River in Norfolk, England

The River Thet is a river in Norfolk, England and is a tributary of the River Little Ouse. It rises in the Breckland with sources in Deopham Green and Rockland All Saints and joins the Little Ouse in Thetford after flowing approximately southwest.

The primary sources for its various small tributaries include the calcareous valley fen SSSIs Swangey Fen, Old Buckenham Fen, Middle Harling Fen and Kenninghall and Banham Fens with Quidenham Mere. Carr woodland is also a prevalent habitat throughout the floodplain where open wetlands have been invaded by scrub. The underlying geology is clay/loam over chalk for the easternmost parts of the river's course and sand/gravel over chalk for the majority of the river.

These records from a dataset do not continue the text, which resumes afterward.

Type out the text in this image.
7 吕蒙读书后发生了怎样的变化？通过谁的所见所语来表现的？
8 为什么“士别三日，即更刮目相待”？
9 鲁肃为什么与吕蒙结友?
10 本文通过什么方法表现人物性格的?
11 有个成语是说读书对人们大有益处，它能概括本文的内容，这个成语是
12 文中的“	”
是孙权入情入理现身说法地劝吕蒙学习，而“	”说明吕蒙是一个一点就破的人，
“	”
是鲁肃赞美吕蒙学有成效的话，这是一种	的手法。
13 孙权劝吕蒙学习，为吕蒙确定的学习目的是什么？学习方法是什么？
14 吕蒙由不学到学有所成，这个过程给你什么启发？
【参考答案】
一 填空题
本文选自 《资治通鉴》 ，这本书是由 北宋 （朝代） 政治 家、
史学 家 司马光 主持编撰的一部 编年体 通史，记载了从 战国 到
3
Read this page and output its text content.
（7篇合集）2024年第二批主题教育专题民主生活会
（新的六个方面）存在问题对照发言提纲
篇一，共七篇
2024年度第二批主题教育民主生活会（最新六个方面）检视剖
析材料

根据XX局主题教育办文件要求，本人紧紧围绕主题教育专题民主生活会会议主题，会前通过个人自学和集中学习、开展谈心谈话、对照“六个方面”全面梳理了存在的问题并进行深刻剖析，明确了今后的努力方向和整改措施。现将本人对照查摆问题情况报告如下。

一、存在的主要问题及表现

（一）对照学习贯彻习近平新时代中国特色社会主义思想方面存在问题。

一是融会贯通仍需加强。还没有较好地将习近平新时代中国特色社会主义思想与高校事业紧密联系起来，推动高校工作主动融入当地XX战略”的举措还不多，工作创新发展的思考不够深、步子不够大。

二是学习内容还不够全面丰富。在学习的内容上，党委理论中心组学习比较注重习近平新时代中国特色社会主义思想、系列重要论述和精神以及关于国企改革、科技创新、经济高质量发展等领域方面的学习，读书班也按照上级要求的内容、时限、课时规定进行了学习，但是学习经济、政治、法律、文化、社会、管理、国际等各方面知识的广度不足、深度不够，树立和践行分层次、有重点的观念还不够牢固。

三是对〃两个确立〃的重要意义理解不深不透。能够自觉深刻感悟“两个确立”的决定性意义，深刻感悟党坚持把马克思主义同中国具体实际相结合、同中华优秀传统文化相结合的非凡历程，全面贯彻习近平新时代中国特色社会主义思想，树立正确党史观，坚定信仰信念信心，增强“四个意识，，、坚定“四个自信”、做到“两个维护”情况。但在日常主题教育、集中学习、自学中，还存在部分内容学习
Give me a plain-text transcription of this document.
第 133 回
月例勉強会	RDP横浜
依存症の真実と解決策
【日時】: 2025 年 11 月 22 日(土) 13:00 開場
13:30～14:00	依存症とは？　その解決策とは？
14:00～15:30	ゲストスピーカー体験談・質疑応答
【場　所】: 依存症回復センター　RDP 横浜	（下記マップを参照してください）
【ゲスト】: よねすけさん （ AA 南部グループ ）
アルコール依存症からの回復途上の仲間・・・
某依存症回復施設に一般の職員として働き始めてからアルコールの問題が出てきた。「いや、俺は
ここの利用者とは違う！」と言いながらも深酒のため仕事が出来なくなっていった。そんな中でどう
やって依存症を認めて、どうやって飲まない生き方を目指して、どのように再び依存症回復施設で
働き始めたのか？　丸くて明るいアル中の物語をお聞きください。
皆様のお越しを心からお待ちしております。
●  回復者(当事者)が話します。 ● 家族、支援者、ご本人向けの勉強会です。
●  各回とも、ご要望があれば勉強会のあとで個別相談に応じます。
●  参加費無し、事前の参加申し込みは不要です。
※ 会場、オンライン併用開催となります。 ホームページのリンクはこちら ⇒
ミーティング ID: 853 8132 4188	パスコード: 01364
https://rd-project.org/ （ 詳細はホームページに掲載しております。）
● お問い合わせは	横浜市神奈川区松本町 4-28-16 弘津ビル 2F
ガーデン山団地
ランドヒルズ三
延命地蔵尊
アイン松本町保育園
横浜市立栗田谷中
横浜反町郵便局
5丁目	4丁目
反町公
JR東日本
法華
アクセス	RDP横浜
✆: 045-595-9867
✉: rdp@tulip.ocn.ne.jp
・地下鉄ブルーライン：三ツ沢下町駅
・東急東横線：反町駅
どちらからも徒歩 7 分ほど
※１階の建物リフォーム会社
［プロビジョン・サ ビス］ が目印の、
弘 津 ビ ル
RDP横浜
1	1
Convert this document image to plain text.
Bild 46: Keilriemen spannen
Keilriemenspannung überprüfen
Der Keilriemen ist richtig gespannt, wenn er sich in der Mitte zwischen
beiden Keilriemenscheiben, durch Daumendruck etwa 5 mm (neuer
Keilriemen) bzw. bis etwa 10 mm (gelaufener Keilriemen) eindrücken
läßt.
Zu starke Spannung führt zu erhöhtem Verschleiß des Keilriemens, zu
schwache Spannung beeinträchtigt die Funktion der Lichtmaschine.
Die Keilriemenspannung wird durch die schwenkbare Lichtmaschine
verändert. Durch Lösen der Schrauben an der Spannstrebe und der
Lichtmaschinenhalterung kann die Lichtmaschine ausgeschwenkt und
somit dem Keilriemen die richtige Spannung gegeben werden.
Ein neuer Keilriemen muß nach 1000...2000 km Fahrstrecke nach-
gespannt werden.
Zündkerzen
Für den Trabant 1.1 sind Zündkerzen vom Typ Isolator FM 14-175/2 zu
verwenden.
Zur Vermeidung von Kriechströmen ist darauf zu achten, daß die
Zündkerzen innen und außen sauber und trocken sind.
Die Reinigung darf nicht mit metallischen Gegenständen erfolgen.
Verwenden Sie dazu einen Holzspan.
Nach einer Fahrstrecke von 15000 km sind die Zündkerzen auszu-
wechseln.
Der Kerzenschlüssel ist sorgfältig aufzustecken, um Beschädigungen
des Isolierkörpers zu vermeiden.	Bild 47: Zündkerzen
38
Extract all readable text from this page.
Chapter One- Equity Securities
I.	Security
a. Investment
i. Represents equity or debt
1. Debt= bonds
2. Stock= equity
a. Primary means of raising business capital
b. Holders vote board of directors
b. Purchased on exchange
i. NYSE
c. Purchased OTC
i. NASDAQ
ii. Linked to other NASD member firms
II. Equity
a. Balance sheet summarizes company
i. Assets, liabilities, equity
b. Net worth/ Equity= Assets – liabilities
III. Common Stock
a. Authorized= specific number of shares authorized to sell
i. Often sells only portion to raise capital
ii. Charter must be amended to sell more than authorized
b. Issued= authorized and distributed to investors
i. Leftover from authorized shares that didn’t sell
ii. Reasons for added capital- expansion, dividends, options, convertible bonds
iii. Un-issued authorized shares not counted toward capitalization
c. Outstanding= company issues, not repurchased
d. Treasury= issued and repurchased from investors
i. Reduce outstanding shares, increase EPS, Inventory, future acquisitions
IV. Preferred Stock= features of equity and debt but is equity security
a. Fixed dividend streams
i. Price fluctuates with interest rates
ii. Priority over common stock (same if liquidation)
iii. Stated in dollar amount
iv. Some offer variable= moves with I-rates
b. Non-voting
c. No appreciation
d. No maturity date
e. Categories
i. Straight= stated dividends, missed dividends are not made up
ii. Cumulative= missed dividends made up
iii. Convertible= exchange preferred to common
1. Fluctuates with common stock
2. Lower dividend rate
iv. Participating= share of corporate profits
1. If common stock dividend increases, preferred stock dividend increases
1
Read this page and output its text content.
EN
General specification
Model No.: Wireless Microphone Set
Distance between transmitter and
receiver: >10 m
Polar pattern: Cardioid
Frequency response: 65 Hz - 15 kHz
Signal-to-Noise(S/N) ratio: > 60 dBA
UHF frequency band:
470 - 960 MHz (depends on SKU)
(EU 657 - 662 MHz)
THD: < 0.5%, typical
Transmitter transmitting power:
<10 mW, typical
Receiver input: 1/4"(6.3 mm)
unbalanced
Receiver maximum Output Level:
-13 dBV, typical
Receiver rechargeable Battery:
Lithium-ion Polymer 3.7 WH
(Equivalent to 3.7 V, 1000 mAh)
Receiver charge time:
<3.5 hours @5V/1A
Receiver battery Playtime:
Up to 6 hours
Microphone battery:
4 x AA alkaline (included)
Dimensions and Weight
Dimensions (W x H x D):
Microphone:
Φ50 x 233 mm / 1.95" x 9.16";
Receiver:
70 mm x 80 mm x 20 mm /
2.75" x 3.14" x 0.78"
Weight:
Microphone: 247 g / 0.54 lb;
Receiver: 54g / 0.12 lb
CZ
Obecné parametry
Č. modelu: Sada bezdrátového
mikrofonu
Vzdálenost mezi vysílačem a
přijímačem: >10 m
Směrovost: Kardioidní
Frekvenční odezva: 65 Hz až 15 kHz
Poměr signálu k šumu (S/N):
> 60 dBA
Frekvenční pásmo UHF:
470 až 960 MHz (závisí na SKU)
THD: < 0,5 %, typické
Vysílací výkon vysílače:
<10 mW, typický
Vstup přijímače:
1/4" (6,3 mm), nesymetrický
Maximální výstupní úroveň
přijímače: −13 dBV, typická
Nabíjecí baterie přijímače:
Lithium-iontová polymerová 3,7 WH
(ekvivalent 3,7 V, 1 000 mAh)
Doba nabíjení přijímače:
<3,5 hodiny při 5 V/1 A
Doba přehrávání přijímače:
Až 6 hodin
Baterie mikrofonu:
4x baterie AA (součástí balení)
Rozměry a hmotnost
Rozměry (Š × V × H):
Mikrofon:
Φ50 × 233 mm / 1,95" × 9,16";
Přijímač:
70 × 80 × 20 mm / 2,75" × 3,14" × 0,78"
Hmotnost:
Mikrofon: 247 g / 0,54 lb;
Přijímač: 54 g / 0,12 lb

== Etymology, course and notable settlements nearby ==

The name actually comes from Thetford rather than the other way around as Thetford was such an important settlement during the Anglo Saxon period from which the name is derived. The other most notable settlement along the Thet is East Harling where the river has been forded for many centuries. Now a brick and concrete bridge carries the B1111 road over the river. Beneath the bridge is a weir and a widened section of river with a gravel bed (elsewhere the riverbed is predominantly mud). Downstream the river passes over another weir at Bridgham where another bridge crosses it and then through the Shadwell Estate. Here it splits into two channels, reconverges and passes a large artificial lake. When the river reaches Thetford it curves south then west again, meeting the Little Ouse just west of Butten Island in the centre of the town.

In the upper reaches of the Thet, there are a series of lakes including flooded gravel pits. These are situated at Snetterton in a linear pattern along the floodplain and also near Attleborough. All of these lakes are on private land and used for fishing.